My favorite thing about this stage in the process? The abundant opportunity for prayer. Every time we get one of those emails, we cover the mother and her child in prayer. There have been two or three expectant mothers in particular that I have felt especially burdened for in prayer. These are women that I would probably never meet, who are in terribly difficult life situations. How cool that our lives intersect (however briefly) and we get the opportunity to pray for them when they may have few (if any) people interceding on their behalf.

Speaking of prayer (catch that artful transition?), we would really appreciate prayer tomorrow! There are two different mothers seeing our profile tomorrow, including the aforementioned birth mother whose baby boy is currently in the NICU. And, tomorrow afternoon, we have an interview with a member of a grant committee - I have mentioned this before, but (if we are chosen) they would make adoption donations tax-deductible and would also match every dollar up to $4000. Obviously, that would be huge for us. So pray for God's favor!

We love walking with y'all!

WE ARE OFFICIALLY WAITING!

Saturday, January 5, 2013

As of January 3rd, we have been officially approved to adopt through Bethany, and are now officially waiting for our second child! YAY!

I've had a lot of people ask what happens next.
First, we have to get our profile books into the hands of the agency. I just ordered them, so they should make it to the Bethany office in a week or two. I am so very glad to be done with this project - it took an inordinate amount of my free time to get it done.

You can see our profile book HERE.

  To all people waiting on scarves, thank you for being patient with me!

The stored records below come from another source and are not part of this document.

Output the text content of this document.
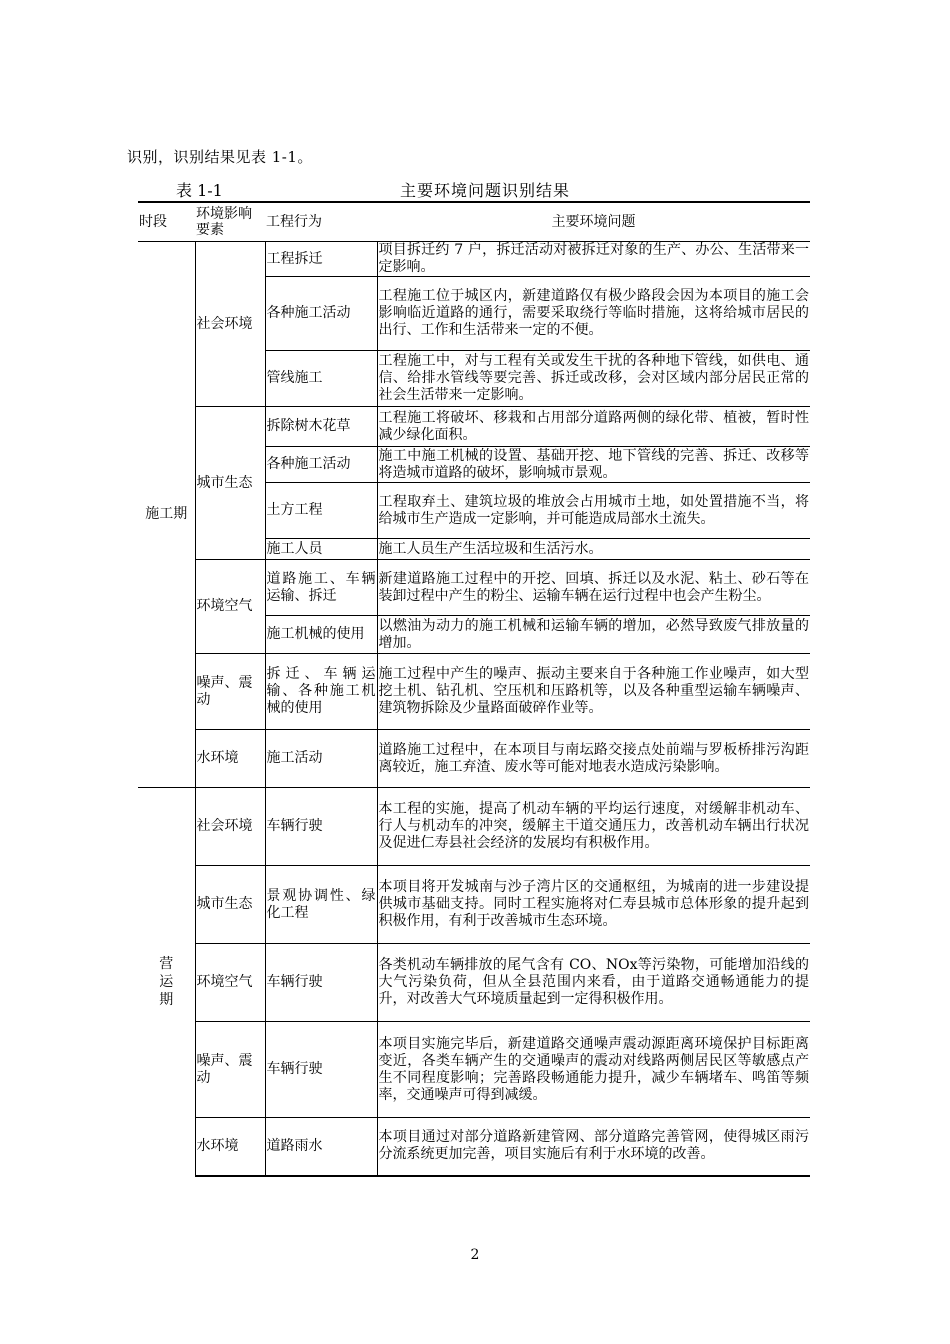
识别，识别结果见表 1-1。
表 1-1	主要环境问题识别结果
时段	环境影响要素	工程行为	主要环境问题
施工期	社会环境	工程拆迁	项目拆迁约 7 户，拆迁活动对被拆迁对象的生产、办公、生活带来一定影响。
		各种施工活动	工程施工位于城区内，新建道路仅有极少路段会因为本项目的施工会影响临近道路的通行，需要采取绕行等临时措施，这将给城市居民的出行、工作和生活带来一定的不便。
		管线施工	工程施工中，对与工程有关或发生干扰的各种地下管线，如供电、通信、给排水管线等要完善、拆迁或改移，会对区域内部分居民正常的社会生活带来一定影响。
	城市生态	拆除树木花草	工程施工将破坏、移栽和占用部分道路两侧的绿化带、植被，暂时性减少绿化面积。
		各种施工活动	施工中施工机械的设置、基础开挖、地下管线的完善、拆迁、改移等将造城市道路的破坏，影响城市景观。
		土方工程	工程取弃土、建筑垃圾的堆放会占用城市土地，如处置措施不当，将给城市生产造成一定影响，并可能造成局部水土流失。
		施工人员	施工人员生产生活垃圾和生活污水。
	环境空气	道路施工、车辆运输、拆迁	新建道路施工过程中的开挖、回填、拆迁以及水泥、粘土、砂石等在装卸过程中产生的粉尘、运输车辆在运行过程中也会产生粉尘。
		施工机械的使用	以燃油为动力的施工机械和运输车辆的增加，必然导致废气排放量的增加。
	噪声、震动	拆迁、车辆运输、各种施工机械的使用	施工过程中产生的噪声、振动主要来自于各种施工作业噪声，如大型挖土机、钻孔机、空压机和压路机等，以及各种重型运输车辆噪声、建筑物拆除及少量路面破碎作业等。
	水环境	施工活动	道路施工过程中，在本项目与南坛路交接点处前端与罗板桥排污沟距离较近，施工弃渣、废水等可能对地表水造成污染影响。
营运期	社会环境	车辆行驶	本工程的实施，提高了机动车辆的平均运行速度，对缓解非机动车、行人与机动车的冲突，缓解主干道交通压力，改善机动车辆出行状况及促进仁寿县社会经济的发展均有积极作用。
	城市生态	景观协调性、绿化工程	本项目将开发城南与沙子湾片区的交通枢纽，为城南的进一步建设提供城市基础支持。同时工程实施将对仁寿县城市总体形象的提升起到积极作用，有利于改善城市生态环境。
	环境空气	车辆行驶	各类机动车辆排放的尾气含有 CO、NOx等污染物，可能增加沿线的大气污染负荷，但从全县范围内来看，由于道路交通畅通能力的提升，对改善大气环境质量起到一定得积极作用。
	噪声、震动	车辆行驶	本项目实施完毕后，新建道路交通噪声震动源距离环境保护目标距离变近，各类车辆产生的交通噪声的震动对线路两侧居民区等敏感点产生不同程度影响；完善路段畅通能力提升，减少车辆堵车、鸣笛等频率，交通噪声可得到减缓。
	水环境	道路雨水	本项目通过对部分道路新建管网、部分道路完善管网，使得城区雨污分流系统更加完善，项目实施后有利于水环境的改善。
2
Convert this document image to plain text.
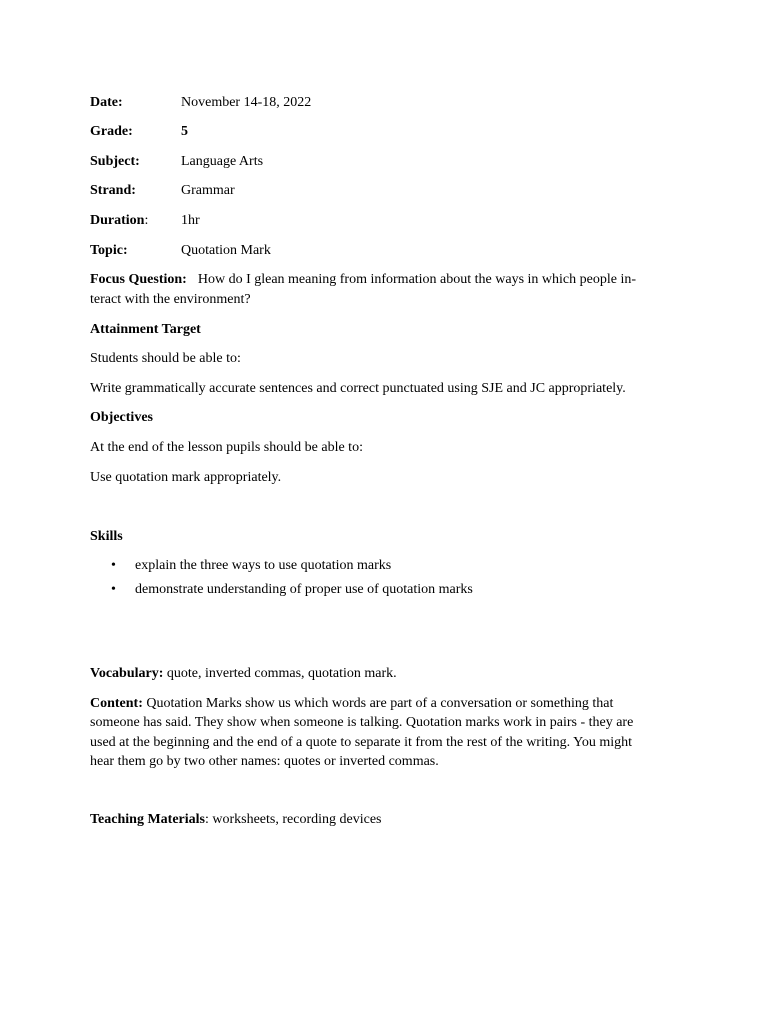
Date:	November 14-18, 2022
Grade:	5
Subject:	Language Arts
Strand:	Grammar
Duration: 1hr
Topic:	Quotation Mark
Focus Question: How do I glean meaning from information about the ways in which people in-
teract with the environment?
Attainment Target
Students should be able to:
Write grammatically accurate sentences and correct punctuated using SJE and JC appropriately.
Objectives
At the end of the lesson pupils should be able to:
Use quotation mark appropriately.
Skills
• explain the three ways to use quotation marks
• demonstrate understanding of proper use of quotation marks
Vocabulary: quote, inverted commas, quotation mark.
Content: Quotation Marks show us which words are part of a conversation or something that
someone has said. They show when someone is talking. Quotation marks work in pairs - they are
used at the beginning and the end of a quote to separate it from the rest of the writing. You might
hear them go by two other names: quotes or inverted commas.
Teaching Materials: worksheets, recording devices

I have been spending so much time on this book, our paperwork, and holiday craziness that I haven't had as much time to crochet. But I am getting back on it now that we don't have as much to actively do.

Once Bethany has our books, they will show them to expectant mothers who would be a good match. Josh and I had to answer an extensive list of questions about what kind of birthmother/child we are looking for, and the birthmother also indicates her preferences. They show her any books that apply, and then she picks a family (or families) that she wants to meet. Ideally, they look at profile books in their 7th month of pregnancy. So we got our first email about profile showings for two expectant mothers in Augusta, and they are both due in March. So unless a birthmom decides really late in her pregnancy to make an adoption plan (which is possible but not likely), then March looks like the soonest our child would be born. But it could be years!

The spiritual intensity of this new season in our journey is already manifesting itself. Please pray for us as we will be regularly making decisions about who sees our profile book - we just want to make sure it lands in the right hands at the right time! But more than us, pray for the all the expectant moms considering adoption plans ... they have so much information to wade through, and such a weighty decision to make!

We will also be making an online profile as another way of exposing ourselves to women considering adoption plans. We are really only interested in in-state adoption, because interstate is too complicated (with Phoenix) and too expensive.

We are still deciding on how much we will communicate about potential babies. We don't necessarily want to sound the alarm if a birthmother picks us, because she may decide to parent (which would be great for her and great for the baby ... just hard on us).

Our next step? Applying for grants, fundraising, and praying a lot! We have $10,000 to raise - whoa. That includes possible pass-through medical expenses and the legal expenses. We are hoping to get picked for a grant that would not only make donations to our adoption tax-deductible, but also matches every dollar we raise up to $4,000. Unfortunately, that grant committee doesn't meet again until March 1st, so we might just hold off actively raising funds until that time.  We will keep you updated.

Thank you for all your support and encouragement - it blows my mind that we are actually at this point! God has been so very good to us!